Each World War I Victoria Cross recipient in Britain will have a stone laid in his or her home town as part of the World War 1 Centenary commemorations in 2014.
In Nantwich, Cheshire, for example, second lieutenant Stanley Henry Boughey of the Royal Scots Fusiliers will be remembered.
Boughey, whose family lived at Yew Tree Farm in Hurleston, Nantwich, was killed in action in Palestine in December 1917 aged 21.
He won his VC for stopping a Turkish attack and taking 30 soldiers prisoner during a battle in El Burff near Jerusalem. He was killed shortly afterwards and is buried in the Gaza War Cemetery.
An extract from the London Gazette of 12 February, 1918, states: ‘For most conspicuous bravery.

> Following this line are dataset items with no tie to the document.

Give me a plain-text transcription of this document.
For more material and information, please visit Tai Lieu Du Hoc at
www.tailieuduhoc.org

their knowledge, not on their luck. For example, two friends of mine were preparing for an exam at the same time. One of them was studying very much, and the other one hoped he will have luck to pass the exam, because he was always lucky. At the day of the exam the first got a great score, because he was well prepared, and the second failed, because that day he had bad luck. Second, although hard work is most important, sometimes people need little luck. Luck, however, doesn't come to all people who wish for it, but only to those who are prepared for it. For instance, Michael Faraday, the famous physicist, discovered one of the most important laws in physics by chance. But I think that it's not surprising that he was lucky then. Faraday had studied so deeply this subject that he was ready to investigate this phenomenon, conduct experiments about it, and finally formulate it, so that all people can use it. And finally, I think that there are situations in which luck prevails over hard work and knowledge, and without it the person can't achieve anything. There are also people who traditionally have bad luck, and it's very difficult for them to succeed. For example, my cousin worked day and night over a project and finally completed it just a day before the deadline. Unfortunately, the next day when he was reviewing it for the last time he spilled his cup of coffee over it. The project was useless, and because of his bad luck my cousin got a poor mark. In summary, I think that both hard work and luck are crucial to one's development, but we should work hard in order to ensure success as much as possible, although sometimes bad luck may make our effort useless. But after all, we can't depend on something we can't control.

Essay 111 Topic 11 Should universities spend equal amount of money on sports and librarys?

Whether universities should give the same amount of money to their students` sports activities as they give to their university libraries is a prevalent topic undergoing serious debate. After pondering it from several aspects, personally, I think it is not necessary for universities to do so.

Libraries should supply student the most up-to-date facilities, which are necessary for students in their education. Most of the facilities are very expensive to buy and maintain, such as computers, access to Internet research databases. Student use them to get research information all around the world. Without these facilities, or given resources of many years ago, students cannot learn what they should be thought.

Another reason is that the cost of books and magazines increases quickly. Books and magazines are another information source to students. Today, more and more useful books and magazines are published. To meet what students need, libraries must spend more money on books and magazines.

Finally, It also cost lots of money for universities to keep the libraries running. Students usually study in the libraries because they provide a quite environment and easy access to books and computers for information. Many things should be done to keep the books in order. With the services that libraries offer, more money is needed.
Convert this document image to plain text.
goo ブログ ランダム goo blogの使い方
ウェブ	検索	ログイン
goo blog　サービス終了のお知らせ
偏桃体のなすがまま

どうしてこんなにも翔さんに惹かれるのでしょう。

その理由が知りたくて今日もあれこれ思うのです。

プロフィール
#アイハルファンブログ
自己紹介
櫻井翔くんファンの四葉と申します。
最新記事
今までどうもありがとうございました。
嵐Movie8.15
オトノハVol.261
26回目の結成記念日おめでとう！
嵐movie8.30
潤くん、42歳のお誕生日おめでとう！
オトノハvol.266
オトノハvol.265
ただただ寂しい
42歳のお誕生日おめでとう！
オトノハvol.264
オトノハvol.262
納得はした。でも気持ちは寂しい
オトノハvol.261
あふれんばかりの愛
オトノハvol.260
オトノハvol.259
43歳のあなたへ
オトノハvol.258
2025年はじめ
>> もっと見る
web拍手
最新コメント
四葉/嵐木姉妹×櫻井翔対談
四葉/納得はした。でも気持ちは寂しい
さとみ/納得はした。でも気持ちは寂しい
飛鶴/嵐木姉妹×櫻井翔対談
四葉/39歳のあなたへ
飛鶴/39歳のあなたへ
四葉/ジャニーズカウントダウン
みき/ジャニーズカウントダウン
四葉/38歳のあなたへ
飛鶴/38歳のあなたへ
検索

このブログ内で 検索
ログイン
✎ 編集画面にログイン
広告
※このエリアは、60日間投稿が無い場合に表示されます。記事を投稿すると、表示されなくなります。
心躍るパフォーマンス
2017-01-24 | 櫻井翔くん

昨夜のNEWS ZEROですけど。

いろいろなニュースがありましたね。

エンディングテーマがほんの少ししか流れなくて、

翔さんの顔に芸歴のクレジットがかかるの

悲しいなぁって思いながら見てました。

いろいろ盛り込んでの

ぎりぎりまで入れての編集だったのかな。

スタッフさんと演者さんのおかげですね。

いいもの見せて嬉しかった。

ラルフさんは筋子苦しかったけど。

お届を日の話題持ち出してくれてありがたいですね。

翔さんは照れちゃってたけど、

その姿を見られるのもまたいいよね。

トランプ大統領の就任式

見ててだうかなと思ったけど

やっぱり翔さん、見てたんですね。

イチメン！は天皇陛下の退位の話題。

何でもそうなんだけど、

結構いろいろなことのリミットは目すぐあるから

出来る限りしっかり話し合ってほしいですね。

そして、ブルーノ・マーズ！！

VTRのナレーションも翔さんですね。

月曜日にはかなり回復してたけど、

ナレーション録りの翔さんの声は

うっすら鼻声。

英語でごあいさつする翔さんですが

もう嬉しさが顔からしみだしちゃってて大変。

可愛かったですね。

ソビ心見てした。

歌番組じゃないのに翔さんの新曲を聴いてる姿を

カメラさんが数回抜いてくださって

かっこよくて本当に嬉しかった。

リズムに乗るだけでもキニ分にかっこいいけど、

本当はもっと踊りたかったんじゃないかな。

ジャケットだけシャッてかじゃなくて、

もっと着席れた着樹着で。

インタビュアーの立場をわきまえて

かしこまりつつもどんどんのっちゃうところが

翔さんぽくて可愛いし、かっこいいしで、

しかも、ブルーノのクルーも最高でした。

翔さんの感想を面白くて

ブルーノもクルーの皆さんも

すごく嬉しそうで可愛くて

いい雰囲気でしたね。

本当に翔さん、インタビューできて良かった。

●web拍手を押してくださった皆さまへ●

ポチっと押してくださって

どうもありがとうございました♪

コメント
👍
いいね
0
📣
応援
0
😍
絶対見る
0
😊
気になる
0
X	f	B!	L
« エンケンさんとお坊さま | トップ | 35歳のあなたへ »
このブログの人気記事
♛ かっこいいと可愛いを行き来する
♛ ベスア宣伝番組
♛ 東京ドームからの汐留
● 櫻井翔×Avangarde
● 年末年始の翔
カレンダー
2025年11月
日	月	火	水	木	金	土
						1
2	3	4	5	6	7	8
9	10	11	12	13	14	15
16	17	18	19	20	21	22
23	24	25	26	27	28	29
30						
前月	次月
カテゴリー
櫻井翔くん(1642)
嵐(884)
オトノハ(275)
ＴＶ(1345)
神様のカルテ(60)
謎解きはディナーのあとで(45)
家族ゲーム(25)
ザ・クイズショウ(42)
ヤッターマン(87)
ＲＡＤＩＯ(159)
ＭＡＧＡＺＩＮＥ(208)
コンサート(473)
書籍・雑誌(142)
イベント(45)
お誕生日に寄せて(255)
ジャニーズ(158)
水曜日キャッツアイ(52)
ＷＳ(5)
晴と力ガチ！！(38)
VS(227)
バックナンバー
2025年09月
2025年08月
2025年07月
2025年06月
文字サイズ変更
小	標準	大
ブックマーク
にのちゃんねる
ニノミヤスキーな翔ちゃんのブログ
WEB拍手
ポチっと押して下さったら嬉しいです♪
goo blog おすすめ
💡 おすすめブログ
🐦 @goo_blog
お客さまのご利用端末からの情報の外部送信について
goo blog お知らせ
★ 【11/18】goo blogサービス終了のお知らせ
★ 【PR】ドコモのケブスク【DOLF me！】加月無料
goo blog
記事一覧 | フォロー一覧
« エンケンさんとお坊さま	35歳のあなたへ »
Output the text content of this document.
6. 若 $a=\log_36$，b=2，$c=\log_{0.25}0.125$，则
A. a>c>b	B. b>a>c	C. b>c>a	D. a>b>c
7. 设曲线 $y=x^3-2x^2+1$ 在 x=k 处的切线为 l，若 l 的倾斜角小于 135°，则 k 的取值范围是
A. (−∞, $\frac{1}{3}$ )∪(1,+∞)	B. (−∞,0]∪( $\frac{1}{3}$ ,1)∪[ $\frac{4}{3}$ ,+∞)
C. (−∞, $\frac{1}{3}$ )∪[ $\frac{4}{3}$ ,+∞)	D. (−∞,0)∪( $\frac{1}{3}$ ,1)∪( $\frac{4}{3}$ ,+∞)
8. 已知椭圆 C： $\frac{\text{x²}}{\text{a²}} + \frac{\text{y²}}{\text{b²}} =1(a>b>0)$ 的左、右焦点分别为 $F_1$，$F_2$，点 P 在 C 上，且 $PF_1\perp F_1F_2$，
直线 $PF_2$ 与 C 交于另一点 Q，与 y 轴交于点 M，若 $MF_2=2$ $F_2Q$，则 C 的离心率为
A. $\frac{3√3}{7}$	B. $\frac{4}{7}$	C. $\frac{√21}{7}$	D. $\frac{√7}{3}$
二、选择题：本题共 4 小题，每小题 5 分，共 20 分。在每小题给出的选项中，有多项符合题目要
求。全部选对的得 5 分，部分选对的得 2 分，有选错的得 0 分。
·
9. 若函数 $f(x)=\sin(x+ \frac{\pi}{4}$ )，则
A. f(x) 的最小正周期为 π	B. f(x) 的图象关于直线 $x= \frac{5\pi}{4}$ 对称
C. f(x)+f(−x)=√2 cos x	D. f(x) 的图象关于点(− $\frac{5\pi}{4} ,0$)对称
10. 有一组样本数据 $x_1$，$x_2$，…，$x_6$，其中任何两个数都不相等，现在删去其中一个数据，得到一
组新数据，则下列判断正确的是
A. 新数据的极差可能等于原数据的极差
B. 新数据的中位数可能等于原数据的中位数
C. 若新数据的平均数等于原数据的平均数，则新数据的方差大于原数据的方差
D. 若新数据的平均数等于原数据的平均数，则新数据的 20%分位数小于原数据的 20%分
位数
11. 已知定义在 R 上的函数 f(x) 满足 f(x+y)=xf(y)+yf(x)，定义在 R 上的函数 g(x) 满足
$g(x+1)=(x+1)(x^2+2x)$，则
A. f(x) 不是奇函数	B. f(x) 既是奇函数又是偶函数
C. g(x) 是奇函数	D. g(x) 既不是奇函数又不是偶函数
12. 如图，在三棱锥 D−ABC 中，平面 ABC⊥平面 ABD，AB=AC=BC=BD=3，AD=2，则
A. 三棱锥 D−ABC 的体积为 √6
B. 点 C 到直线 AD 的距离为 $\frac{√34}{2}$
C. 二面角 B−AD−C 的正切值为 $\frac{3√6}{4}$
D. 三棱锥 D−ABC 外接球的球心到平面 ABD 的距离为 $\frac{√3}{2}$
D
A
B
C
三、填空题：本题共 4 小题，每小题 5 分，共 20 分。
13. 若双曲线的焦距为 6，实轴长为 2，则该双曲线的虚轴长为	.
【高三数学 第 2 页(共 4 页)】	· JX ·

When the enemy in large numbers had managed to crawl up to within 30 yards of our firing line, and with bombs and automatic rifles were keeping down the fire of our machine guns, he rushed forward alone with bombs right up to the enemy, doing great execution and causing the surrender of a party of 30.
‘As he turned to go back for more bombs he was mortally wounded at the moment when the enemy were surrendering.’
Boughey had previously been a member of the Red Cross in Flanders and had also served with the Ayrshire Yeomanry.